Things like power, telephone and network connectivity are often some of the most basic services you need to have functioning in order to get other services up and running again.

Data Integrity.  While we keep mentioning this indirectly, you also need to make sure that data is not altered by external sources.  If it is, then you also need to make sure you can restore it to what it should be.

  • Backups
  • Virus checking
  • Firewalls and security
  • Cleverness even in the face of the obvious

This loss of data integrity can arise from all kinds of disasters including computer viruses or competitive espionage.  The ability to reproduce data can also be essential to proving intellectual property rights in a court of law.

Most of these fall under the aegis of security development for the overall system and should already be well taken care of.  But it still is important to consider these things when designing recovery plans and intentions.

The Icing.  In some instances it may be necessary to have redundant sites.  These sites may share the load during normal operations.  While it may result in some slow downs, these redundant sources should be configured to be able to take on the demands of the lost site and services.  Making use of such options can be very important in the initial and continuing design.

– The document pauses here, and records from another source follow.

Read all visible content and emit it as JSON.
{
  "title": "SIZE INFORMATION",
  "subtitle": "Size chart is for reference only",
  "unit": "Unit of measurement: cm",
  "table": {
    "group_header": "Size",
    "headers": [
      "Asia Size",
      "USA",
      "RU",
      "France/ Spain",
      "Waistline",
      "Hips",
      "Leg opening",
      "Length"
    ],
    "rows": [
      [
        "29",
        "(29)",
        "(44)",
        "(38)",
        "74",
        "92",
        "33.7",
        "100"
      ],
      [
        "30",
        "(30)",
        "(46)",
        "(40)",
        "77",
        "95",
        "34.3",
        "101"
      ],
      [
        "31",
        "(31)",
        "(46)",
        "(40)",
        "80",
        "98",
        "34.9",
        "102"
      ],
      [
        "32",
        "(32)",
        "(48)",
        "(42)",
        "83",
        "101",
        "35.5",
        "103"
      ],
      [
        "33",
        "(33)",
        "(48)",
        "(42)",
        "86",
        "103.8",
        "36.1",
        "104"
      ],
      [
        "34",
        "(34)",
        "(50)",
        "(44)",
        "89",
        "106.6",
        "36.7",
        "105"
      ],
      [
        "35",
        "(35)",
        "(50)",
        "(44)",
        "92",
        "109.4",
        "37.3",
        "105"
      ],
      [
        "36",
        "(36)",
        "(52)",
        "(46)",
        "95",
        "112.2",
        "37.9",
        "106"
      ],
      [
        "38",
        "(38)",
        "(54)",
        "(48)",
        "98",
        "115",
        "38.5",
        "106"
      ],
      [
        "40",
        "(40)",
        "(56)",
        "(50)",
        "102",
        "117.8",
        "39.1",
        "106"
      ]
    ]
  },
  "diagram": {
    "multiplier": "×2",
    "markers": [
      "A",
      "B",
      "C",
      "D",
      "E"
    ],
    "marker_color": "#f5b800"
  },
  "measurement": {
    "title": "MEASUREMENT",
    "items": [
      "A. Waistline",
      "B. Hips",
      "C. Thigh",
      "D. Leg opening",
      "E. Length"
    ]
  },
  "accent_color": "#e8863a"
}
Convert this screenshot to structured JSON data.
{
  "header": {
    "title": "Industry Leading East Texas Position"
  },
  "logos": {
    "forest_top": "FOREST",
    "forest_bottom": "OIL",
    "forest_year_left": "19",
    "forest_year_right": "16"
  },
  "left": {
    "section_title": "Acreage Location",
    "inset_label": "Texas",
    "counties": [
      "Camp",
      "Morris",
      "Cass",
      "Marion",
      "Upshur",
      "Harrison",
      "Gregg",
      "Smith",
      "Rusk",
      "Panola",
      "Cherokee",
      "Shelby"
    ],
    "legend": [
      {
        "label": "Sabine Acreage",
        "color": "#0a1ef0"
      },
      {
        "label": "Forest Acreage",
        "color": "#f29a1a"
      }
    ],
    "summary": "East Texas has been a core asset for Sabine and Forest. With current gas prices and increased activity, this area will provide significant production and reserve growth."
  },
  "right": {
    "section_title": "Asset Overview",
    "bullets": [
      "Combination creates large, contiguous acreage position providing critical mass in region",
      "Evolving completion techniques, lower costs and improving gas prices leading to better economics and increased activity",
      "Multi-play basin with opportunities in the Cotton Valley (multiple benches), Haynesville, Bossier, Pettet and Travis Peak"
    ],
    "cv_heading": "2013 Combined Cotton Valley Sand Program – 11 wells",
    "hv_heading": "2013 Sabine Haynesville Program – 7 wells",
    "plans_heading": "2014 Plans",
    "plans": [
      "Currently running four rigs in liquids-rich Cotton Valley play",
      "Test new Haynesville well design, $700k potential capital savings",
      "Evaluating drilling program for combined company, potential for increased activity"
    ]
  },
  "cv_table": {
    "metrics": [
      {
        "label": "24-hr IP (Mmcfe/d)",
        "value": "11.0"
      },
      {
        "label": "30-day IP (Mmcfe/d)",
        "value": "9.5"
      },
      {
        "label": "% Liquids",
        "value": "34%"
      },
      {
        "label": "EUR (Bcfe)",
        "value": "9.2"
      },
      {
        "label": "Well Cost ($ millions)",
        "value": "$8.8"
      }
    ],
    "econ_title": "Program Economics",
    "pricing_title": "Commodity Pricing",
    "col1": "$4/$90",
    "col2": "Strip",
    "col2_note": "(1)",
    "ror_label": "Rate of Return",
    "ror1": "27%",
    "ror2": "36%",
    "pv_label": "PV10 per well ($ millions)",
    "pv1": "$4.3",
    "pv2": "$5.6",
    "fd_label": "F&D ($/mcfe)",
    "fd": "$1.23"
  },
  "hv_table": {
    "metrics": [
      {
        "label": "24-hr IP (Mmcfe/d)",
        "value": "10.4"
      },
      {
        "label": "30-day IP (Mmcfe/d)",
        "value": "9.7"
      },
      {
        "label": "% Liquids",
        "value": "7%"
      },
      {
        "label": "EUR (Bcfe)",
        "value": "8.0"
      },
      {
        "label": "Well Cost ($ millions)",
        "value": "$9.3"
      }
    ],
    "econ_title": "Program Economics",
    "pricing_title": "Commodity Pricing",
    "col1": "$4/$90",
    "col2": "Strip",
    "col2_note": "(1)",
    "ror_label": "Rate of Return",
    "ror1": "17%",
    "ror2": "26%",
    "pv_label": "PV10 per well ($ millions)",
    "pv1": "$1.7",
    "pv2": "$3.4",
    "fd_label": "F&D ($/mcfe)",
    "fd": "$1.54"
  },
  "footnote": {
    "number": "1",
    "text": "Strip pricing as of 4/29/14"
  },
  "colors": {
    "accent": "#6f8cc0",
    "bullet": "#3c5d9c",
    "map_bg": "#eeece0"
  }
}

It is also important to be prepared for dealing with the media.  The media will want to know

  • What happened?
  • What effect it is having on the organization?
  • When services and capabilities will be restored?

You need to be able  to give answers to these questions to the media.

It is usually important to have some sort of link to public relations personnel, either internal or external or both.  It is also important to try and plan ahead on how you will deal with the media.  Developing strategies at the last instant and putting together press releases can be nearly impossible when done during a disaster.  The plans need to include decision makers and those at the highest levels of the chain of command.